ANALYSIS OF SEPTEMBER 8, 2009 CAV OPINIONS

[Posted September 8, 2009] I always try to look out for the appellate geeks out there. For one reason, there are so very few of us; we have a special kinship. In that light, I can let you know that we have a rare gift from the Court of Appeals today – an opinion construing the “adjudicating the principles of a cause” provision in Code §17.1-405(4).

Domestic relations
By the account we get today, Billy Chaplain is rich. Not stinking-rich, like Bill Gates; but let’s just say that he has twenty million reasons not to have to worry about his financial future in his declining years.

One day in 1996, he met a Moroccan lady who was visiting her brother here in the States. The two instantly hit it off, becoming engaged within two months of laying eyes on one another.

When you marry someone that rich, there are issues to consider, and those issues came to the forefront in a prenuptial agreement that Chaplain’s lawyer prepared. Chaplain brought her into his attorney’s office, ostensibly to have her sign what he described as “marriage papers.” There was conflict in the evidence over her fluency in English, but there was no conflict in the fact that she didn’t have a separate attorney review the document for her; she said that she trusted her future husband, and since the document was open to the signature page when it was handed to her, she signed where she was told.

After a decade of marital bliss, the parties found themselves in divorce court, where the prenup took center stage. The key provisions stated that the parties waived support and equitable distribution, and that the wife’s only right to her husband’s fortune was that she could receive $100,000 if she was still married to him at his death. Wife contended in the trial court that this provision was unconscionable, particularly given her limited communication skills in our language and the extraordinary disparity in the parties’ fortunes.

The trial court down here in Virginia Beach listened to the wife’s evidence and then sustained a motion to strike it, finding that the prenup “was not unconscionable on its face.” Wife appealed that ruling.

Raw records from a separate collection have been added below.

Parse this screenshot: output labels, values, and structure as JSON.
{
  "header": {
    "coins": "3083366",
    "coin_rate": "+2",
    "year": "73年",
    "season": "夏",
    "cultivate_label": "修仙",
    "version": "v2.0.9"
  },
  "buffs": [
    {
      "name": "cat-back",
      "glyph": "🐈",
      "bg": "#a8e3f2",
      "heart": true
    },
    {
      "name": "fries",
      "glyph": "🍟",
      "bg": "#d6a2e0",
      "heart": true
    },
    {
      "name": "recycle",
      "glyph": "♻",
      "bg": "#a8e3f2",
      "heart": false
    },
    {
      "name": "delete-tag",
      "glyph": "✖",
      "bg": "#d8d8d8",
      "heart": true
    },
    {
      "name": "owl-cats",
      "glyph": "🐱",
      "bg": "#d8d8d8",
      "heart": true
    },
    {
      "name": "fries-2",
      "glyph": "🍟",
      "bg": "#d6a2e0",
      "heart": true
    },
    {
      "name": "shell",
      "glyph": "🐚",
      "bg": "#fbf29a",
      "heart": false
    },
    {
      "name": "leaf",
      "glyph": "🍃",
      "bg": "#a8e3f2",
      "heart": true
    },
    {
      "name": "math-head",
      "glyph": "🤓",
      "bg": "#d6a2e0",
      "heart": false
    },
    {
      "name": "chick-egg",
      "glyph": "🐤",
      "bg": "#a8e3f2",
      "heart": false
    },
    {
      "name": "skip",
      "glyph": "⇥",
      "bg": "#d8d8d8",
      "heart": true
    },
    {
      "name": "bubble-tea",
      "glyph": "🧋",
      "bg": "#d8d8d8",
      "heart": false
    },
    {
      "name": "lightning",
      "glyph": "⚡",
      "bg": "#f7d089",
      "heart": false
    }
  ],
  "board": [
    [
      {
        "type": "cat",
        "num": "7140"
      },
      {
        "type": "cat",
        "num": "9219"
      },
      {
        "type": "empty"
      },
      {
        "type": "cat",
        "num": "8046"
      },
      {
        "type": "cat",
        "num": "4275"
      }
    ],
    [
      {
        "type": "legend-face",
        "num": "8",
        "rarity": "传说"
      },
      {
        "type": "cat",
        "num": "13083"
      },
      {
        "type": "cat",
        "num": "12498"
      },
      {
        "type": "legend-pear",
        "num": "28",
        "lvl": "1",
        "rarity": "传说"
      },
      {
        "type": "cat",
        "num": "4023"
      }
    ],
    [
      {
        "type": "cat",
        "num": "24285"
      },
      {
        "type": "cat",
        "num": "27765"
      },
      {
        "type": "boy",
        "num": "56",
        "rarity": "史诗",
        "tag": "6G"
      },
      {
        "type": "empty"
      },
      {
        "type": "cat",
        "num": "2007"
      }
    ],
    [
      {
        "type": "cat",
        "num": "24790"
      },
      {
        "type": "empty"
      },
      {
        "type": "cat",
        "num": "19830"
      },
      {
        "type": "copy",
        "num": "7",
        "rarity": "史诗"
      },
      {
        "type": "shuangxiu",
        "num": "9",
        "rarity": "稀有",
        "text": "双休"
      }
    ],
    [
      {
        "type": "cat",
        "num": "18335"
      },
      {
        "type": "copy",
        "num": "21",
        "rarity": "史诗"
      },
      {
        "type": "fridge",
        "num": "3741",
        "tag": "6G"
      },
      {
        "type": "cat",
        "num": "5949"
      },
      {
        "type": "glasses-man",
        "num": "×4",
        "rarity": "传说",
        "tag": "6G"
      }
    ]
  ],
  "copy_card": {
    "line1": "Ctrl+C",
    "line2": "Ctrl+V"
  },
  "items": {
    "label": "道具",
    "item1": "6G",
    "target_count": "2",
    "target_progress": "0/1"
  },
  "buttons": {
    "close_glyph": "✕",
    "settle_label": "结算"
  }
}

The first issue – the sexy ones to the appellate geeks – is that the ruling on the motion to strike was not contained in a final order in the case. Today’s opinion, in Chaplain v. Chaplain, doesn’t say what else the trial court had to do, but I infer that it did not grant a divorce or provide other ancillary relief. Despite the fact that this ruling isn’t final, the CAV decides the case anyway, owing to that “adjudicating the principles of a cause” provision.

As a threshold matter, the court determines that the ruling on the prenup essentially does adjudicate the principles of this cause. It helps that the parties had jointly stated below that the validity of the prenup was “the only issue to be decided by the trial court” and that no other issues were contested. Under the rules governing interlocutory appeals, that means that the ruling on the prenup was basically the whole case, so appellate jurisdiction exists.

I have truncated the court’s discussion significantly, so if this aspect of appellate practice interest you, take a look at pages 3-6 of today’s slip opinion. After that, the court goes on to reverse the trial court’s peremptory ruling on the motion to strike. It finds that, taking the evidence in the light most favorable to the wife (the party resisting the motion to strike), that evidence established a prima facie case of unconscionability. This doesn’t mean the trial court ultimately will have to rule in favor of the wife on this point, but it erred in striking her evidence.

Criminal law
The court gives us an interesting discussion of what, exactly, is a firearm, for purposes of two convictions of using one in the commission of robberies. The opinion is Startin v. Commonwealth.

From today’s factual recitation, it looks like the gendarmes got the right guy; Startin stuck up to drug stores, stealing not money but bottles of the pain reliever Oxycontin. Apparently the stuff is addictive – happily, I have never needed it, so I’m not sure. But when the police tracked him down, he readily acknowledged that he had perpetrated the robberies.

The problem wasn’t in getting him for robbery; it was the companion firearms offenses that produce today’s opinion. Startin used one of those replica handguns they sell at the Franklin Mint; this one was a bow to no less a personage that John Wayne. It looks for all the world exactly like a regular .45, but it has no firing pin, and it cannot possibly fire a projectile. So is it a firearm?

Note that the statute criminalizing this conduct doesn’t prohibit the use of a firearm-look-alike; it has to be a firearm. We learned last year that a BB gun can be a firearm for these purposes, despite the fact that no “fire” is involved. From the perspective of the victim, a replica is as good as the real thing – they’ll both scare the hell out of you when they’re pointed at you. So is a non-working model a firearm for these purposes?

According to a majority of today’s panel, it is, despite less-than-clear guidance from past appellate opinions. Judge Powell concludes that the fact that it can’t fire doesn’t mean that the replica has “lost its identity as a firearm” (quoting an earlier case). Judge Elder dissents, saying that this was, in effect, a toy, and preexisting caselaw holds that the dispositive feature of a firearm is its capacity to shoot a projectile, something this model couldn’t do.

Judge Powell’s majority opinion notes that this is an issue of first impression, and that language tends to attract further appellate scrutiny, so we may not have seen the last of this case.